Le secteur du textile, de l'habillement et de la chaussure au Nigeria continue de perdre du terrain. Au deuxième trimestre 2026, il s'est contracté de 1,23 % en glissement annuel, selon le rapport sur le PIB publié par le Bureau national des statistiques (NBS). C'est le neuvième trimestre consécutif de repli. En clair, ce pan de l'industrie locale n'arrive pas à redresser la barre, malgré les discours officiels sur la relance industrielle.
Ce recul s'explique par plusieurs facteurs. Le coût de l'énergie pèse lourdement sur les usines, beaucoup fonctionnent au diesel faute d'électricité fiable.

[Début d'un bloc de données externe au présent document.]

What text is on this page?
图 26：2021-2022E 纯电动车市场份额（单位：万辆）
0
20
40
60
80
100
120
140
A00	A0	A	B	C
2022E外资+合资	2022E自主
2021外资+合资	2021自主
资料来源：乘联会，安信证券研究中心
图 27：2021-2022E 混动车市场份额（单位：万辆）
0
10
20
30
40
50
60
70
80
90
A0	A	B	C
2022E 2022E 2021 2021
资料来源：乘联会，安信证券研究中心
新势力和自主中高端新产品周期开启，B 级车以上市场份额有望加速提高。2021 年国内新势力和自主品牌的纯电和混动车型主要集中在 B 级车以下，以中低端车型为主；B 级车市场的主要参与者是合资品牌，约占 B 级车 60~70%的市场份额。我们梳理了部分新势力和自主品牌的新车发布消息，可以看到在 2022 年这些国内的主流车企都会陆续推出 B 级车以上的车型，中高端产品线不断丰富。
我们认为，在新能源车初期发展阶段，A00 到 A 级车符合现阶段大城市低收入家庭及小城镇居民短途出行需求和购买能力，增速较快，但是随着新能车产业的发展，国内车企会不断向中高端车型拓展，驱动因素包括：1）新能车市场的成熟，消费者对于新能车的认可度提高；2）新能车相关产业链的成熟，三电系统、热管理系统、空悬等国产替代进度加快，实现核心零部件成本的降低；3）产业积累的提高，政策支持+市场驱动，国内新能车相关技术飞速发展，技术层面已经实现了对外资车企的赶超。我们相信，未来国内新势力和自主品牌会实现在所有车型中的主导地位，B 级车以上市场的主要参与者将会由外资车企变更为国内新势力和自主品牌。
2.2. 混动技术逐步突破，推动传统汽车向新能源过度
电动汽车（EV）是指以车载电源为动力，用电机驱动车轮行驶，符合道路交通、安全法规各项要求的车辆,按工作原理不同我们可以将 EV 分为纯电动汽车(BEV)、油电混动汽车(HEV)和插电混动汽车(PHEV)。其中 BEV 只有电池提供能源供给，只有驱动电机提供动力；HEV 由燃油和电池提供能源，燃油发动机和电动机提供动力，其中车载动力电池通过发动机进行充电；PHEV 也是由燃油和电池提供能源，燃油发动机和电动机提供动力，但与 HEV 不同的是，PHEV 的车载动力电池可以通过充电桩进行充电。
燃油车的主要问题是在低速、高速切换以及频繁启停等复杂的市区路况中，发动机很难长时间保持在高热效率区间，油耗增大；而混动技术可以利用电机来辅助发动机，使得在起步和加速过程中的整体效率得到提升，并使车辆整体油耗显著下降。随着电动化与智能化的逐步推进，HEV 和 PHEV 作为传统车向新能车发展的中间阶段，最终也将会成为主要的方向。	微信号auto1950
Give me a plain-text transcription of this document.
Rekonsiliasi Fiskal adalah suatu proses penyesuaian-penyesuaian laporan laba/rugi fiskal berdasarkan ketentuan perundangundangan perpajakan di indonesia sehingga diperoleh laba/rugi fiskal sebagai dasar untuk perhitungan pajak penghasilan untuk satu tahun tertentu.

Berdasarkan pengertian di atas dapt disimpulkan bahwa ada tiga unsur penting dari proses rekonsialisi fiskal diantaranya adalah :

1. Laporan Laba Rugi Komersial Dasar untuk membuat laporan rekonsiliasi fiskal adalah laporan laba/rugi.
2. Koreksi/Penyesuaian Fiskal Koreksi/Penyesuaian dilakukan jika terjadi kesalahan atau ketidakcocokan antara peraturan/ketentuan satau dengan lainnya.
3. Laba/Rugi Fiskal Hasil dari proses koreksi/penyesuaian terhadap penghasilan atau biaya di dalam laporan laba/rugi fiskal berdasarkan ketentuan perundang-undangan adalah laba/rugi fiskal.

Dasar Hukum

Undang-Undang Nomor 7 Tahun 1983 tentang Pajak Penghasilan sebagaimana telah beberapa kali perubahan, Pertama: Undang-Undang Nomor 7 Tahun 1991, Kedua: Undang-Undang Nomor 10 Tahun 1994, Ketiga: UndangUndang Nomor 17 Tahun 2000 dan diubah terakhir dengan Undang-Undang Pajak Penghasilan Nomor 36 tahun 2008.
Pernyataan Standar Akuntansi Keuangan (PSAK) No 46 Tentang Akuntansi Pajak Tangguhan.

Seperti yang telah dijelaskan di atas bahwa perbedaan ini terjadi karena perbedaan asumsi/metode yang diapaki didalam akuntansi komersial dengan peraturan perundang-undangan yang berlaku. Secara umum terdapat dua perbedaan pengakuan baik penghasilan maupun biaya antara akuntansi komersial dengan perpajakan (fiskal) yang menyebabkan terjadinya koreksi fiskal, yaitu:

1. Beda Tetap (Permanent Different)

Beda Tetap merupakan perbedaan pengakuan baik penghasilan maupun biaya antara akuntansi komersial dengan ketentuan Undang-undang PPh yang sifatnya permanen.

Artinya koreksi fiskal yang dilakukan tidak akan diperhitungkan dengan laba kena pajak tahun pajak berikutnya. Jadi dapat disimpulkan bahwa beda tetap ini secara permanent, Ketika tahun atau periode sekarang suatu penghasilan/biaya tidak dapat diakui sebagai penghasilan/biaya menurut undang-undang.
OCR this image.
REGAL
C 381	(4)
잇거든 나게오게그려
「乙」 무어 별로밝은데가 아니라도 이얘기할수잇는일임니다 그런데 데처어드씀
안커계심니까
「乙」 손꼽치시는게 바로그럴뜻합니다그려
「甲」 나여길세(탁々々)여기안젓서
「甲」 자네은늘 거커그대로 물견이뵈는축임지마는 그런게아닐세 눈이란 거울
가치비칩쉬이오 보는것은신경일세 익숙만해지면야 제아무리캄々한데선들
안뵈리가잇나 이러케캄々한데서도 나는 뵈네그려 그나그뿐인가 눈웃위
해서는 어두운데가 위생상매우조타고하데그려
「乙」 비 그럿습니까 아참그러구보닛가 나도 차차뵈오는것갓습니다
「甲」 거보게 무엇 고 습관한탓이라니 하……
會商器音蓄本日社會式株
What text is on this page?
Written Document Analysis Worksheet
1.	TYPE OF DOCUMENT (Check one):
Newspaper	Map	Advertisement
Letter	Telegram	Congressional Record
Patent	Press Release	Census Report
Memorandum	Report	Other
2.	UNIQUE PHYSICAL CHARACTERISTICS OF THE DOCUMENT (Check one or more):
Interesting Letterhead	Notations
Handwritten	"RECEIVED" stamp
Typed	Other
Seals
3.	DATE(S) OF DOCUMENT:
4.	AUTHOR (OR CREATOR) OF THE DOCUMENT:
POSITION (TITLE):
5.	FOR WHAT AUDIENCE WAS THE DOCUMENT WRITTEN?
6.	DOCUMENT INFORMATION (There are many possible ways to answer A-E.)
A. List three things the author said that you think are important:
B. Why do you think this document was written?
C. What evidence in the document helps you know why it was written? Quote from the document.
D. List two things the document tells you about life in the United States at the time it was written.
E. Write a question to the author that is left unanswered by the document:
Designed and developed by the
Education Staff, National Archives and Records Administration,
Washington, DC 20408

L'insécurité dans le nord, où se concentrent les filatures, a aussi perturbé les approvisionnements en coton. Sans oublier la concurrence des importations, souvent moins chères, qui inondent le marché. Résultat : des milliers d'emplois sont en jeu, et des entreprises historiques, comme les tissages d'Aba ou de Kano, réduisent la voilure.
Pour les travailleurs du secteur, la situation est critique. Beaucoup d'ouvriers ont vu leurs heures réduites ou ont été mis au chômage technique. Les commerçants qui dépendent de ces produits, eux, se tournent de plus en plus vers des fournisseurs étrangers. Cette dynamique a un impact direct sur le pouvoir d'achat local. Pour la diaspora ouest-africaine, cette évolution change la donne sur le coût des transferts, car la demande de biens importés, souvent payés en devises, maintient la pression sur le naira.
Le gouvernement mise sur des zones économiques spéciales et des crédits à taux bonifiés pour relancer le secteur. Mais les effets tardent à se matérialiser. Tant que l'électricité restera instable et que le coût du crédit demeurera élevé, le textile nigérian aura du mal à sortir la tête de l'eau. Les neuf trimestres de contraction montrent que les solutions actuelles ne suffisent pas. Il faudra des réformes structurelles, et du temps, pour inverser la tendance.